From a presentation by: Eric Willoughby, DNP
McLeod Orthopaedics Cheraw
In the 20 years that I’ve been doing orthopedics, I’ve had the opportunity to see thousands of fractures. One of the things that I have not seen consistently is adequate attention toward fracture prevention by focusing on osteoporosis.
Osteoporosis affects about 200 million women worldwide and the most common fractures associated with osteoporosis are fractures of the wrist, of the hip, and of the spine. The biggest concern and the area where we have the most room for improvement in patient morbidity and mortality is in the prevention of hip fractures.
The hip fractures are the real killers. Most people do not realize that one in five people, who sustain a hip fracture will not be alive in a year’s time.
We regularly screen for hypertension, high cholesterol, and diabetes. However, we’re not doing a very good job of screening for osteoporosis. It’s a very easy condition to screen for, using DEXA bone densitometry.
In the years after DEXA bone density studies became reimbursable by Medicare, studies found only about 18% of eligible women underwent screening. While there has been some improvement in screening rates, there is tremendous room for further improvement.
Three major treatments for osteoporosis include use of bisphosphonates, available as oral, injectable, or IV treatments to reduce bone resorption and anabolic types of medications that work to build bone.
Bisphosphonate medications are very easy to take.

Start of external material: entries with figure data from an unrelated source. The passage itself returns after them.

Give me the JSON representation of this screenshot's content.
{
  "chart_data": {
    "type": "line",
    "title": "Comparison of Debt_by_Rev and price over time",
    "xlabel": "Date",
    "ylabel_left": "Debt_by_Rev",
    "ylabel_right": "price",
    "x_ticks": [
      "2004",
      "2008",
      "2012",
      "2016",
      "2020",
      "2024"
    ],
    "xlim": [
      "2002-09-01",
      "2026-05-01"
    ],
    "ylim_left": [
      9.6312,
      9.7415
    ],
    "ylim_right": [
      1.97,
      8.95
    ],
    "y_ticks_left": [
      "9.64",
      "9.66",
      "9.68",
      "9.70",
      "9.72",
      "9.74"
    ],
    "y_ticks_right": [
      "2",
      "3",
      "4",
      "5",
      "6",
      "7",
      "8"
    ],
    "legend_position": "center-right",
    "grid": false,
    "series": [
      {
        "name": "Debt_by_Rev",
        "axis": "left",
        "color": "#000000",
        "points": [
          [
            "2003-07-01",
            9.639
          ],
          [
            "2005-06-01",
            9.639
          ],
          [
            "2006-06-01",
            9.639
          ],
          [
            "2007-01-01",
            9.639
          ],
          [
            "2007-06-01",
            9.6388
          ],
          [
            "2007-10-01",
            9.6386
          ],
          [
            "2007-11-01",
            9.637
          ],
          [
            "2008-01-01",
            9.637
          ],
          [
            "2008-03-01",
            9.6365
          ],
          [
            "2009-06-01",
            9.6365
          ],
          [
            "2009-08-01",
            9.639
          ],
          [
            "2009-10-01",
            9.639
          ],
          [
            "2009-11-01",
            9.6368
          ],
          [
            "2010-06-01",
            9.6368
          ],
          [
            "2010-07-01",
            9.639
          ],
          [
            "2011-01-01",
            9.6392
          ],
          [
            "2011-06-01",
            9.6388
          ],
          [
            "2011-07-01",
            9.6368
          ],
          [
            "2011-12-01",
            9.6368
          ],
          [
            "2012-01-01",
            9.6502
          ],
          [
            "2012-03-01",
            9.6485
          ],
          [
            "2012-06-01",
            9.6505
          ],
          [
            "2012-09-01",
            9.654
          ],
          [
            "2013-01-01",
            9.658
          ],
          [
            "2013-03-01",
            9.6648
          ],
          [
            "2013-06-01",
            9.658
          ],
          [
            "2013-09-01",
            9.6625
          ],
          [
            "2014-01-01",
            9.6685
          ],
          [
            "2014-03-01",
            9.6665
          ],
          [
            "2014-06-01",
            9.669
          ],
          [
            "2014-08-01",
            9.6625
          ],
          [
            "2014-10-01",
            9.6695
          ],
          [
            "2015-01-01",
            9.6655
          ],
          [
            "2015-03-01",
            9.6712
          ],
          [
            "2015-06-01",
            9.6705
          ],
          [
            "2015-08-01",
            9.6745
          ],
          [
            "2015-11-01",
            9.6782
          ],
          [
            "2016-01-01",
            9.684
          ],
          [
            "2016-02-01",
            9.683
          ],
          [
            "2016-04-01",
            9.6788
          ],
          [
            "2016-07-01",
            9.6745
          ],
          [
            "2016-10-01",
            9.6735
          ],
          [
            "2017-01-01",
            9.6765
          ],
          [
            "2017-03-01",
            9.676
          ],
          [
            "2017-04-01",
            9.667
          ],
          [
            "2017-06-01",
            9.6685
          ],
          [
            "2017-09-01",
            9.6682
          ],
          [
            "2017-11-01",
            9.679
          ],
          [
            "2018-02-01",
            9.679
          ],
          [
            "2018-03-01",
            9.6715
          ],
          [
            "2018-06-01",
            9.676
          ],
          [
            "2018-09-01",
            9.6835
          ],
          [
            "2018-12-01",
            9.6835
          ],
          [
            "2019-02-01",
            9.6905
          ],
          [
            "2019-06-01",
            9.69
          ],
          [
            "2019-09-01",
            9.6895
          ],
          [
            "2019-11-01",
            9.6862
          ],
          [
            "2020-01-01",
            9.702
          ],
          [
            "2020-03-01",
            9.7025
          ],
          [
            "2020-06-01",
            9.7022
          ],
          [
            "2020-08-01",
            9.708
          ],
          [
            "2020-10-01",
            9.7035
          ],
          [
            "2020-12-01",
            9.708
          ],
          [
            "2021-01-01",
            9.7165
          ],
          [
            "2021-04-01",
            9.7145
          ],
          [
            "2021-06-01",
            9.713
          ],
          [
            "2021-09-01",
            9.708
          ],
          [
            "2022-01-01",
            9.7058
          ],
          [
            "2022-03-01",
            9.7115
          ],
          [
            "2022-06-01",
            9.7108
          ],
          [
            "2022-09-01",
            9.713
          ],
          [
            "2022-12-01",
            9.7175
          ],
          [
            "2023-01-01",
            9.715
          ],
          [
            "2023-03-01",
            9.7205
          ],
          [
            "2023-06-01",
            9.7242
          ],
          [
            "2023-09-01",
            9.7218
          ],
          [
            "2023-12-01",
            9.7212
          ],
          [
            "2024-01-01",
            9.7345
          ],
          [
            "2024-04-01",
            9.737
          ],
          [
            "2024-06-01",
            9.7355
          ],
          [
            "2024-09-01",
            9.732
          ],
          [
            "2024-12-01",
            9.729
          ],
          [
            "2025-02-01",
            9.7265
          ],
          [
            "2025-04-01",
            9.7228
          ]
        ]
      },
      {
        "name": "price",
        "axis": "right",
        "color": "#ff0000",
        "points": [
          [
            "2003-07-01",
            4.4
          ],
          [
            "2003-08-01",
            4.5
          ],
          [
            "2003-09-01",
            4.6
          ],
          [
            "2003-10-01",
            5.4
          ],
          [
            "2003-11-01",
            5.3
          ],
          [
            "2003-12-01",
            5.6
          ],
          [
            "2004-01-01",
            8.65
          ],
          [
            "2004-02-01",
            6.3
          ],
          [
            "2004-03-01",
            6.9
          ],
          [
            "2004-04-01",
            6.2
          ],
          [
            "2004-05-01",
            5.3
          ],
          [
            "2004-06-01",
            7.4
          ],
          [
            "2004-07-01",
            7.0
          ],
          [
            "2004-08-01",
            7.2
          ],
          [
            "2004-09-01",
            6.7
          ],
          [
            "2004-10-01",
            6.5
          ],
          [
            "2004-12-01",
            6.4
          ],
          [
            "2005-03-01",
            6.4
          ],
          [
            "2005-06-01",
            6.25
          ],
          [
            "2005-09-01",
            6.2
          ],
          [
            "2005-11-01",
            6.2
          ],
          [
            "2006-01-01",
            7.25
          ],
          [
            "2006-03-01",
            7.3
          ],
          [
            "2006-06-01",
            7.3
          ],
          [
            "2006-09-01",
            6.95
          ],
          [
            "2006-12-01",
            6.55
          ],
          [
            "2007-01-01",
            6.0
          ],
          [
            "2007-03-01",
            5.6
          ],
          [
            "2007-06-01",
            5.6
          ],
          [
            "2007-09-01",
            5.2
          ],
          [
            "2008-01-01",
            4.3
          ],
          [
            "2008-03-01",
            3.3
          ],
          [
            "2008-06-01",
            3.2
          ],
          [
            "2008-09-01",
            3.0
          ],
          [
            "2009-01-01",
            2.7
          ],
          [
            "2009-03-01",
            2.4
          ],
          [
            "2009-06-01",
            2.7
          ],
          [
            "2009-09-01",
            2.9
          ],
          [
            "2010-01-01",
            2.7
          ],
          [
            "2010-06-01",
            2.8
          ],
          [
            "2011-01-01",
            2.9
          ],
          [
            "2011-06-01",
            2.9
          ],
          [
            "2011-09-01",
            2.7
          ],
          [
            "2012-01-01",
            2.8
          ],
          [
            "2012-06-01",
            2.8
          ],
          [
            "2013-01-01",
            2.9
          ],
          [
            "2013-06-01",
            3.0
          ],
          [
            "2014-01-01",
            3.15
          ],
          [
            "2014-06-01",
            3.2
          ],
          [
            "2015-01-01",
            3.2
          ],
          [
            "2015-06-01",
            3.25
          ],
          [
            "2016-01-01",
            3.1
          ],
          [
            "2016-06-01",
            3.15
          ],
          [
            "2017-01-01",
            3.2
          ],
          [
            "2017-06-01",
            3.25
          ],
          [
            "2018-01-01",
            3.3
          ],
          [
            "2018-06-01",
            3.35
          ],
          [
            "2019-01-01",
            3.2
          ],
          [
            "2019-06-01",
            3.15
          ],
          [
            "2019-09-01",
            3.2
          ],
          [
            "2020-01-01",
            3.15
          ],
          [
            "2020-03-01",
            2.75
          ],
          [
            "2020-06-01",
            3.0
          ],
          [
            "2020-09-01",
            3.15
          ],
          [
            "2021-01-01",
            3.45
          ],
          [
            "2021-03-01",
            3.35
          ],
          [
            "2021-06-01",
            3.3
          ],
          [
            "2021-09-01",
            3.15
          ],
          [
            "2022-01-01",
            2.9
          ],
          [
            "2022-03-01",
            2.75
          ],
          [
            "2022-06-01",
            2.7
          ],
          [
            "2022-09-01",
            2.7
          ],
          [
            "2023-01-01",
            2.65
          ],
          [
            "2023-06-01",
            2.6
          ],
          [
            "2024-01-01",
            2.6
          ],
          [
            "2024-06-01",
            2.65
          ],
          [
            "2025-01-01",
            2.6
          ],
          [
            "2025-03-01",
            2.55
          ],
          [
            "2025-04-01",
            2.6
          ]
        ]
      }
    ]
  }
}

Many formulations are now generic, not very expensive and many types may be taken once a week. They are extremely effective in reducing fracture risk, particularly in the hip and spine. These medications stay in the system for a long time. So, after taking the medications for about five years, patients can go on a drug holiday, and still receive protection.

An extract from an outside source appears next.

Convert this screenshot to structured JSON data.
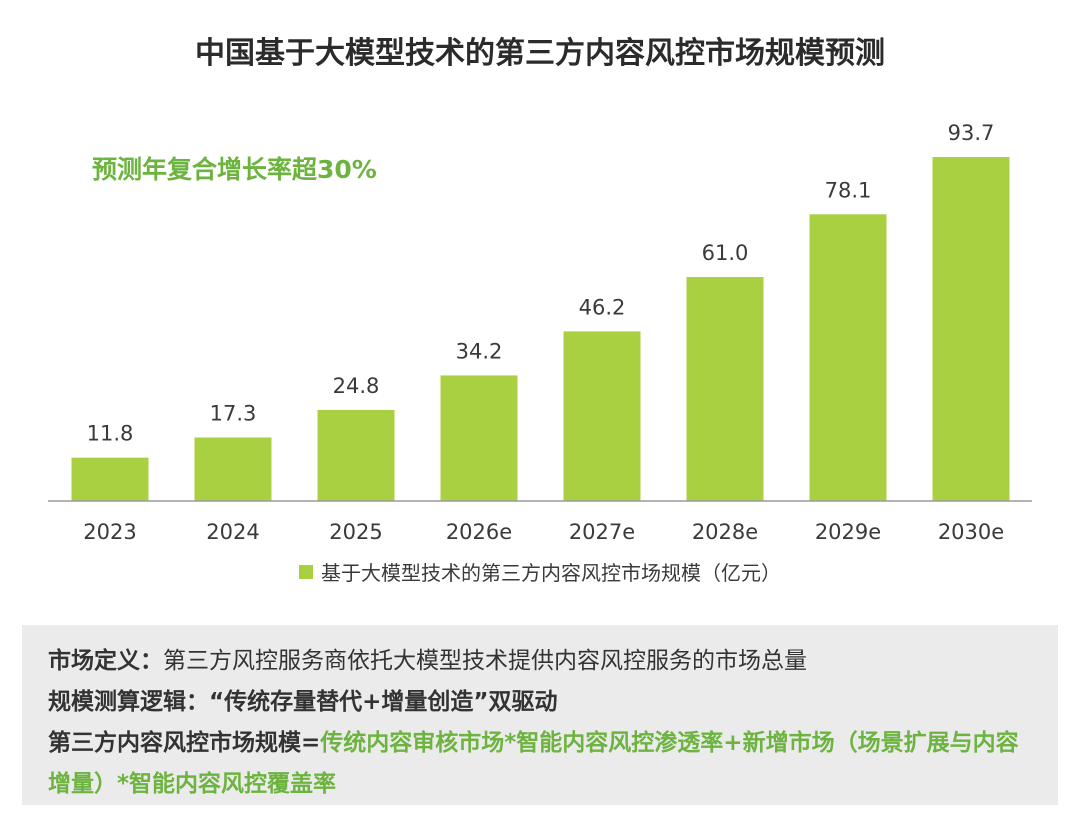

There are two additional options for the use of bisphosphonate medication. One is an injectable type of a delivery system, which is done every six months, and the other is once a year IV treatment. The injectable option can be given in the Orthopedic/Family Practice clinics and the IV option can be performed through the infusion center and McLeod hospital in Cheraw.
The anabolic or bone building type of medication to treat osteoporosis carries some additional risk including a higher risk of osteosarcoma (bone cancer) and are used in certain cases but much less frequently.
THE ROLE OF CALCIUM
Calcium plays a major role in bone health. 99% of a person’s calcium is stored in their bones and teeth.
When calcium levels in your bloodstream drop, the body starts to steal calcium from your bones, weakening the skeleton and can further weaken bones and lead to decreased bone mineral density. It’s important to maintain calcium supplementation to maintain adequate calcium levels to prevent the leeching calcium from the bones in order to meet your body’s metabolic needs.
In general, women need about 1200 milligrams of calcium supplement a day. If a woman goes into the drug store and picks up their 600 milligram calcium supplementation tablets and takes two of them at a time and think they’re fine they are wrong.
It is important to understand that the body can only absorb 600 milligrams of calcium at a time. So, take one 600 milligram pill in the morning and another in later in the day.
ACTION YOU CAN TAKE
If you’re concerned that osteoporosis or serious fractures may be in your future, see an Orthopedic Specialist, who can conduct appropriate screening and discuss fracture risk reduction strategies.